Saviano, piaccia o meno, ha portato alla ribalta nazionale, l’epica criminale mafiosa (e le polemiche innescate dalle sua dichiarazioni confermano l’interesse mediatico suscitato dal tema in questione). Una narrazione avvincente, impastata di citazioni letterarie e cinematografiche, che separa gli italiani dai napoletani, costretti, questi ultimi, a vivere in una dimensione di conflitto permanente, anche se non hanno niente da spartire con la camorra.
Gomorra, e quindi La paranza dei bambini, è il marchio editoriale che la metropoli si trascina pagina dopo pagina, immagine dopo immagine, parola dopo parola, gesto dopo gesto. Un’epica criminale in cui reale e immaginario si confondono nella testa dei bambini della paranza. Vivono immersi nel liquido amniotico di mamma-camorra immaginando le gesta eroiche dei gangster-movie, delle crime-fiction e dei videogiochi action-adventure dai quali apprendono modi di dire e di vestire, posture del corpo, armi da usare, oggetti cult da possedere, frasi da ricordare, foto da condividere, dialoghi da tramandare, clip da visualizzare. Un continuo andirivieni tra immaginario e reale che rovescia la percezione del vissuto. Ecco alcuni esempi: «Mi sento comme ‘o vampiro di Twilight!»; «Ma che si’? Point Break?»; «Me piace Macchiavelli… Pecché te ‘mpara a cummannà»; «Quella felpa nera con l’immagine di Tupac Shakur non se la toglieva mai»; «Ma lui era sempre stato un uomo d’azione, come Wolverine – si era tatuato i suoi artigli sugli avambracci…»; «’A primma regola del Fight Club è che il Fight Club non esiste»; «L’avete visto Il camorrista, no? Quando ‘o professore fa il giuramento in carcere. Veritavéllo, stà ‘ncoppa a YouTube»; «Sembri Arno di Assassin’s Creed»; «è come se fossimo Angelo degli X-Men, capì?»; «ma serio… si’ proprio American Sniper»; «… il padre di Biscottino, ammazzato dai poliziotti, caduto durante una rapina, era un martire entrato a far parte del suo personale pantheon di eroi…»; «avrebbe voluto le mandibole gonfie come quelle di Marlon Brado, di don Vito Corleone»; e potrei continuare.

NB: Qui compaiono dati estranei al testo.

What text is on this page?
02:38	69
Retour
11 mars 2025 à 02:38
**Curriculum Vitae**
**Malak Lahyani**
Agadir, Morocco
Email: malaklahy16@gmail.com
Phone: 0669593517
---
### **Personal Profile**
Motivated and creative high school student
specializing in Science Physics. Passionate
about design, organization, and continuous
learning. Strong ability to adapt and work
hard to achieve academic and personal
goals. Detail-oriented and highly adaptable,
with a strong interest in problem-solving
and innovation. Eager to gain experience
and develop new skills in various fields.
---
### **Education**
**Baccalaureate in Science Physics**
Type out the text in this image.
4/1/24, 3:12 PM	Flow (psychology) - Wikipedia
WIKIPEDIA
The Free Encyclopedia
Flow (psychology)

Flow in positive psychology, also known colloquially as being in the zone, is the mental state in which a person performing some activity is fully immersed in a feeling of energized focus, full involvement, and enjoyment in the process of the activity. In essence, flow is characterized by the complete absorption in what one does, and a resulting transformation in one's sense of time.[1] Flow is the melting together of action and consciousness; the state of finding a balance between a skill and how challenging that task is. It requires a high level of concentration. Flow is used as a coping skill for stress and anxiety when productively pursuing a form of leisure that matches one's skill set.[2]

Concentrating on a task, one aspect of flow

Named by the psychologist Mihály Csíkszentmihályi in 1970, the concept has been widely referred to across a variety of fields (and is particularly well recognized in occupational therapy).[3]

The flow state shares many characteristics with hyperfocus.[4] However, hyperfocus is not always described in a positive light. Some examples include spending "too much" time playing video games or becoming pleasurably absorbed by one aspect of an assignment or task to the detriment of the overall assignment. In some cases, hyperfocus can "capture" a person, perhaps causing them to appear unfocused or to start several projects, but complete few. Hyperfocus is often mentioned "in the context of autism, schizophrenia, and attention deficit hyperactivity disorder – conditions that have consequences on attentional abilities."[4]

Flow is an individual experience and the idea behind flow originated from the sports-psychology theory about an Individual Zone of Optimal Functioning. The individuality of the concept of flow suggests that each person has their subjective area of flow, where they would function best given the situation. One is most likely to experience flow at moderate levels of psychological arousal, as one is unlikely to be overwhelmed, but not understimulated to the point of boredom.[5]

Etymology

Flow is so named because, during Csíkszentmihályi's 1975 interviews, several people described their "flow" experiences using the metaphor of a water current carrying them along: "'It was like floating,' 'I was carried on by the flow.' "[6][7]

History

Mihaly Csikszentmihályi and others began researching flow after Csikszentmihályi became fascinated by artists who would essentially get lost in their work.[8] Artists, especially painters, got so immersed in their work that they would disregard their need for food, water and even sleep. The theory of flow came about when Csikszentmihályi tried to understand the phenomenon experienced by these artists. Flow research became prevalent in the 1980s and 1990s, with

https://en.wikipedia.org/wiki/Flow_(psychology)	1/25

Cosa ci dicono gli esempi riportati? Dai vampiri a Macchiavelli, dagli X-Men al professore di Vesuviano, dal personaggio di un famoso videogioco al protagonista di un violento film di guerra, dal rapinatore sparato “nell’esercizio delle sue funzioni” al Padrino tutti appartengono al patrimonio fiabesco dei “paranzini”; tutti rappresentano un modello ideale a cui ispirarsi per raggiungere il successo, criminale ovviamente. È evidente, tuttavia, che la vulgata dell’immaginario, come base di riferimento dell’agire reale, non appartiene veramente ai giovani ‘e miezza ‘a via di Forcella (o di qualsiasi altro quartiere napoletano). È l’universo simbolico dello scrittore che prende forma attraverso le parole dei suoi personaggi. Un universo che Saviano condivide con il lettore delle sue opere e che dimostra la sintonia culturale tra l’autore e il suo pubblico, in gran parte costituito da giovani e appassionati spettatori di crime-fiction, di mafia-movies e crime-action, di videogiochi strategici e “sparatutto” e della letteratura noir, regina del mercato editoriale italiano. Un universo al quale appartiene lo stesso scrittore, oggetto di culto mediatico, e Gomorra – La serie, di cui è sceneggiatore, citata ben due volte (con riferimenti alla seconda e alla prima stagione): «… fai la fine d’ ‘o Mulatt’, c’ ‘a mano tagliata!»; «Non mi fate bere pisciazza, don Vitto’, per dimostrarvi che vi potete fidare». Non credo si tratti di vanagloria autoreferenziale (sarebbe banale), piuttosto vuole sottolineare che la fiction è ormai parte del patrimonio favoloso su cui si fonda la realtà di questa nuova generazione criminale.
Insomma, l’immaginario inquadra il testo nel novero dei romanzi di formazione. Il mondo fantastico della paranza, trasversale all’intero testo, è la materia che modella il passaggio dall’adolescenza all’età adulta della prima Google generation criminale. Scriveva Riccardo Orioles nel 1983: «I bambini russi sono intelligentissimi. A dieci anni sono già campioni di scacchi. I bambini americani sono ancora più intelligenti. A nove anni già manovrano il computer. I bambini napoletani sono i più intelligenti di tutti. A otto anni già sopravvivono» (I Siciliani). Mi pare che questa sia la motivazione di fondo che spinge i protagonisti del libro verso un ineluttabile destino di crimini e delitti. È come se l’autorevolezza letteraria di Saviano provenisse dal suo essere stato un ex adolescente napoletano che, grazie al dono della scrittura, è riuscito a sfuggire al tocco velenoso della camorra/medusa. Un’eventualità da cui nessuno è escluso, come dimostra l’origine piccolo borghese, assolutamente “normale”, della famiglia da cui proviene il capo della paranza, Nicolas.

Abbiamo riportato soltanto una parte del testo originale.